Earlier in the day, China announced that mainland quarantine requirements for all arrivals would be cut from 21 to 10 days, with visitors to the mainland from Hong Kong only required to quarantine for seven days. Hong Kong’s Hang Seng index swung from a loss to close up 0.9 per cent following the announcement, while China’s CSI 300 index of Shanghai and Shenzhen-listed stocks added 1 per cent.

The partial relaxation of Covid restrictions in the world’s second-largest economy came after a flurry of disappointing economic data from across the globe, with weaker-than-expected surveys of business activity last week. A report on Tuesday found that German consumer sentiment, based on economic and income expectations, had dropped to a new record low — albeit July’s projection was broadly in line with consensus forecasts.
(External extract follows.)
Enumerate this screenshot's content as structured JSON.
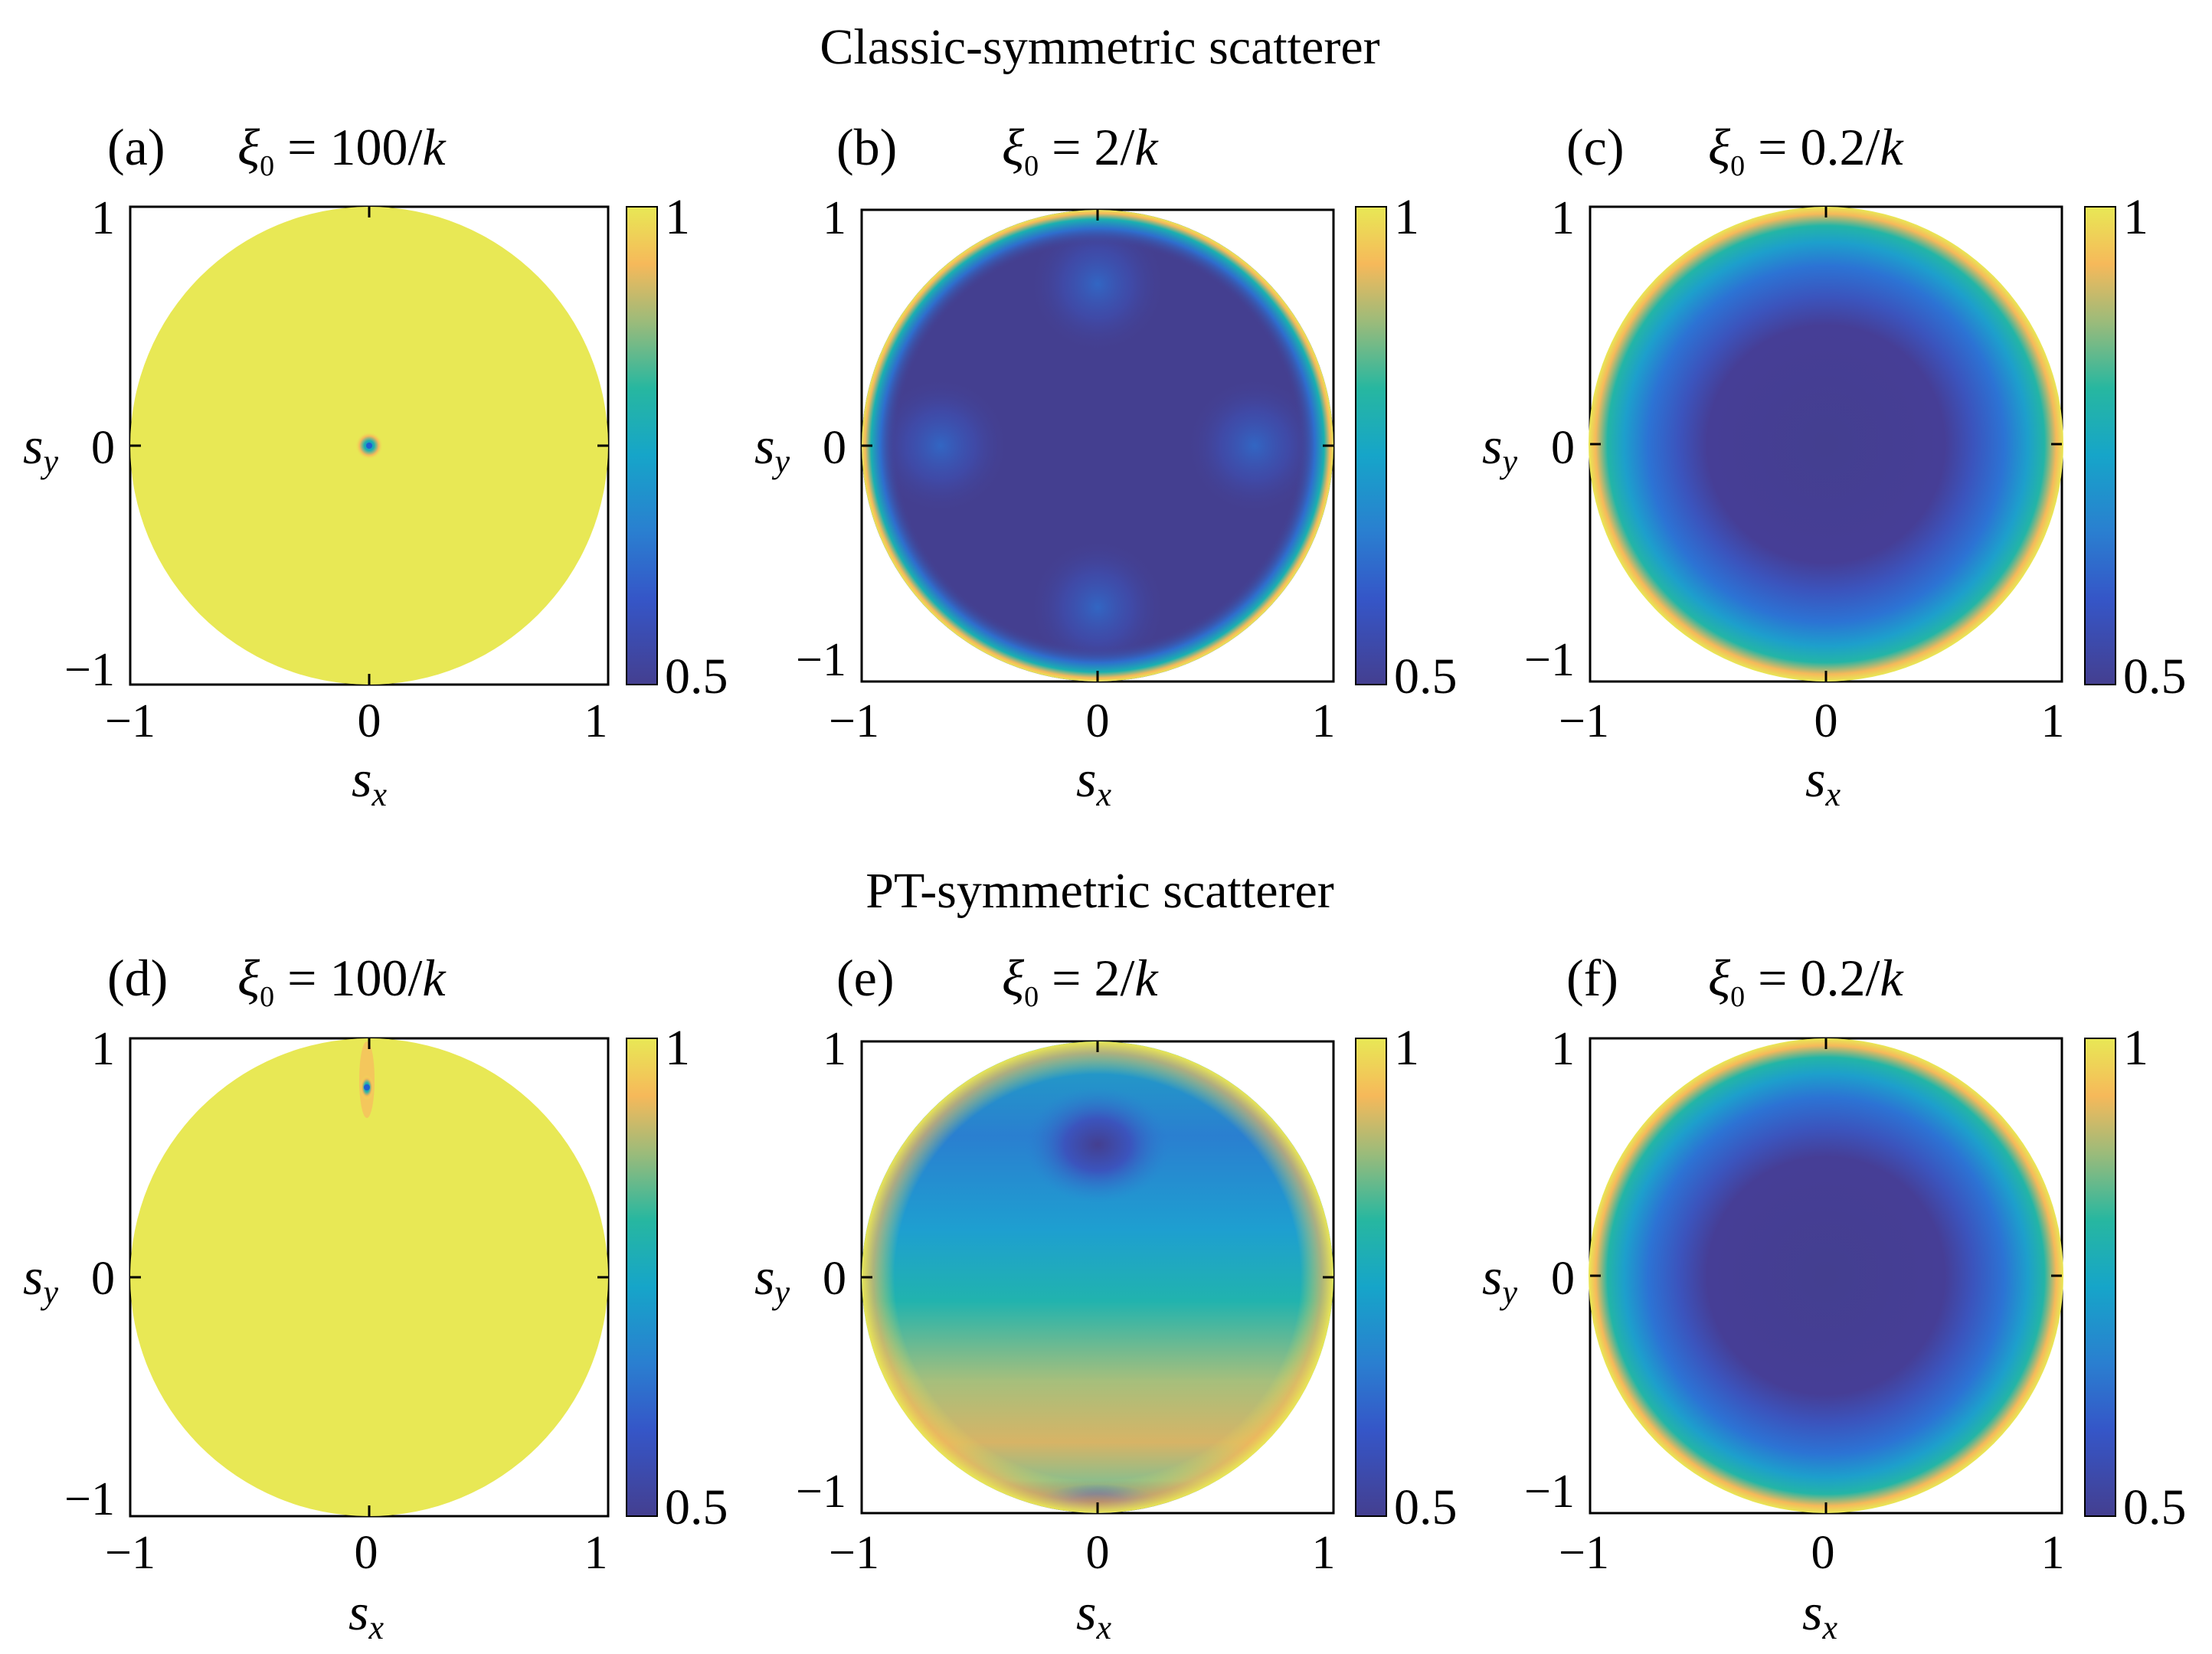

Meanwhile, in recent days, expectations of how far the US Federal Reserve will raise borrowing costs have fallen, as the central bank balances efforts to curb scorching inflation with the possibility of recession.

“The market is interpreting weak activity data as a sign that central banks will be less hawkish,” said James Ashley, head of international market strategy at Goldman Sachs Asset Management. “Even though the economy is slowing, it alleviates fears of higher interest rates.”

However, he added: “I’m a bit concerned the market is underplaying the significance of inflation numbers to central banks . . . inflation is the dominant concern.”

Tuesday’s equity market moves came shortly before the quarter-end, a time when fund managers typically rebalance their portfolios — a process that can contribute to asset price swings.

In government debt markets, the yield on the 10-year German Bund, a benchmark for eurozone borrowing costs, rose 0.09 percentage points to 1.64 per cent, reflecting a drop in the debt instrument’s price.

Speaking at the European Central Bank’s annual forum in Portugal on Tuesday, the president Christine Lagarde said it would act in a “determined and sustained manner” to tackle inflation pressures that were “broadening and intensifying”. Lagarde echoed signals from the ECB earlier this month that it would raise interest rates for the first time in more than a decade at its July meeting, starting with a 0.25 percentage point increase.

The ECB has indicated it could go further in September, as it moves to curb inflation which hit 8.1 per cent in the eurozone in May.

The yield on the 10-year US Treasury note rose 0.03 percentage points to 3.23 per cent.

In commodities markets, Brent crude continued to rise in price after the G7 indicated it was ready to explore caps on energy costs to limit Russian revenues. The international oil benchmark added 1.1 per cent to $116.35 a barrel.